Here lies the profound dissonance of our era. We have the greatest minds of a generation sitting in a capital of culture, discussing the mechanics of consciousness and the noble goal of reducing suffering. Yet, to fuel this conversation, they consume the organ of a creature whose suffering was manufactured by design.
The tuna tartare, the smoked pike roe, the cod, and the liver—these are not treated as subjects with their own world models, but as objects of texture and flavor. The tuna had a map of the ocean in its mind; the goose had a map of the seasons. These internal worlds were extinguished, rendered invisible, and served as a side note to a conversation about creating new intelligence.

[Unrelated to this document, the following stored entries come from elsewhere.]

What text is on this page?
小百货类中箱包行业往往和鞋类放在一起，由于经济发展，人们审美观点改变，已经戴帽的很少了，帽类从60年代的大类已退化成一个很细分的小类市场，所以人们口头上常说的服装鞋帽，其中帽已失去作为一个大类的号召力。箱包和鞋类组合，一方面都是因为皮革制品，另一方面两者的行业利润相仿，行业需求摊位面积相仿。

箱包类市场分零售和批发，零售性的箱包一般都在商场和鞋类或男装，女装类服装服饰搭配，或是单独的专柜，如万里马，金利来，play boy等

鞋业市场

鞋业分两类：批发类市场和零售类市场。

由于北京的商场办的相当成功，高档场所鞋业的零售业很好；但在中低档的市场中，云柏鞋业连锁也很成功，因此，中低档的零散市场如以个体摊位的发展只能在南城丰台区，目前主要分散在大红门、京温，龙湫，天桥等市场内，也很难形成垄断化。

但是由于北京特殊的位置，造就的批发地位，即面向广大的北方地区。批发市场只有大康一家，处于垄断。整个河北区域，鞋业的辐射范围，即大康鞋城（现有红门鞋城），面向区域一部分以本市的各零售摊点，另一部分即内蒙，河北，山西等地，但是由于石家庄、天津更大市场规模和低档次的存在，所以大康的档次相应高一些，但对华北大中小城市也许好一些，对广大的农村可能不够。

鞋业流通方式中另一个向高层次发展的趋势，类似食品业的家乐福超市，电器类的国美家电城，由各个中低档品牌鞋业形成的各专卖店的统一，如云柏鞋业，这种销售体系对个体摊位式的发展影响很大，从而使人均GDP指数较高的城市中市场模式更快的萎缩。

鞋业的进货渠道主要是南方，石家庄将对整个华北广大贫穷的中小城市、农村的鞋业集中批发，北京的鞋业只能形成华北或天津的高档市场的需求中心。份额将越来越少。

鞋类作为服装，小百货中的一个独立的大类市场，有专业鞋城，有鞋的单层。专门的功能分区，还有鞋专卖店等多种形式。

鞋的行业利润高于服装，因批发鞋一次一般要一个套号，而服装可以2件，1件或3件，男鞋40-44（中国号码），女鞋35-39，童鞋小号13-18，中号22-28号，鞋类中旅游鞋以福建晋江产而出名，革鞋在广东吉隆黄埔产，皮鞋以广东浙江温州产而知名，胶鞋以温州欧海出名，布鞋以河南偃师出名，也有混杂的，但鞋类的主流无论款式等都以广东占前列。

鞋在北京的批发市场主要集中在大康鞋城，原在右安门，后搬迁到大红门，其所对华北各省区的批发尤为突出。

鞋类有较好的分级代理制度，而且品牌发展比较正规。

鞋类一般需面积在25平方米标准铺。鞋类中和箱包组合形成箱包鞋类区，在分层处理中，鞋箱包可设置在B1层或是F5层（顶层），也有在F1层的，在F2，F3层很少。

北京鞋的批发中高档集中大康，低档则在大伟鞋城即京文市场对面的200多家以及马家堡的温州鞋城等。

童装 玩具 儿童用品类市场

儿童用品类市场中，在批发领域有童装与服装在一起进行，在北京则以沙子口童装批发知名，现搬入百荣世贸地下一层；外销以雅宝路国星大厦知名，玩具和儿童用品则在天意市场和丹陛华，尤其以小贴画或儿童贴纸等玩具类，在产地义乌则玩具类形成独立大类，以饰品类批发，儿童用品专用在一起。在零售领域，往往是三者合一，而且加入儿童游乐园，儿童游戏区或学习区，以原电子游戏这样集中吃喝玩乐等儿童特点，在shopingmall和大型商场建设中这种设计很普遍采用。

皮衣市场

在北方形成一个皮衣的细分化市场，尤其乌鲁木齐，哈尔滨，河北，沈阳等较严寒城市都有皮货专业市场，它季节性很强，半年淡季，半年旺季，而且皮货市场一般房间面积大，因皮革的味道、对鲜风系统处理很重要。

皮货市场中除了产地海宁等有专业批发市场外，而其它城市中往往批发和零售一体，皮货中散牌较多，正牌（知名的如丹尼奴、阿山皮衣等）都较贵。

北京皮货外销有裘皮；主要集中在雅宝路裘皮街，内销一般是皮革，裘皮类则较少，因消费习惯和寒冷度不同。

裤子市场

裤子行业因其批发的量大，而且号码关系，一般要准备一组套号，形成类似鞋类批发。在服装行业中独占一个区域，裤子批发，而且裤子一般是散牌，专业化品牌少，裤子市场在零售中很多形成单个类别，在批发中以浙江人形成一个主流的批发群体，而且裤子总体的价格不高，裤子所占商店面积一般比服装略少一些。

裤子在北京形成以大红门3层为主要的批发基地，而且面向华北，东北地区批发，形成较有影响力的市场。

It is a strange and melancholy paradox. We spend billions of dollars trying to teach silicon chips how to understand the physical world, how to “feel,” and how to respect the boundaries of pain. Meanwhile, we suppress our own understanding of the sentient beings who already possess these miracles, silencing them for the sake of a sensory fleeting moment in a garden in Paris.
We are building artificial minds to save us from stupidity, while forgetting the ancient wisdom already breathing in the fields and oceans around us.
We see you, silent guest. Your world model mattered.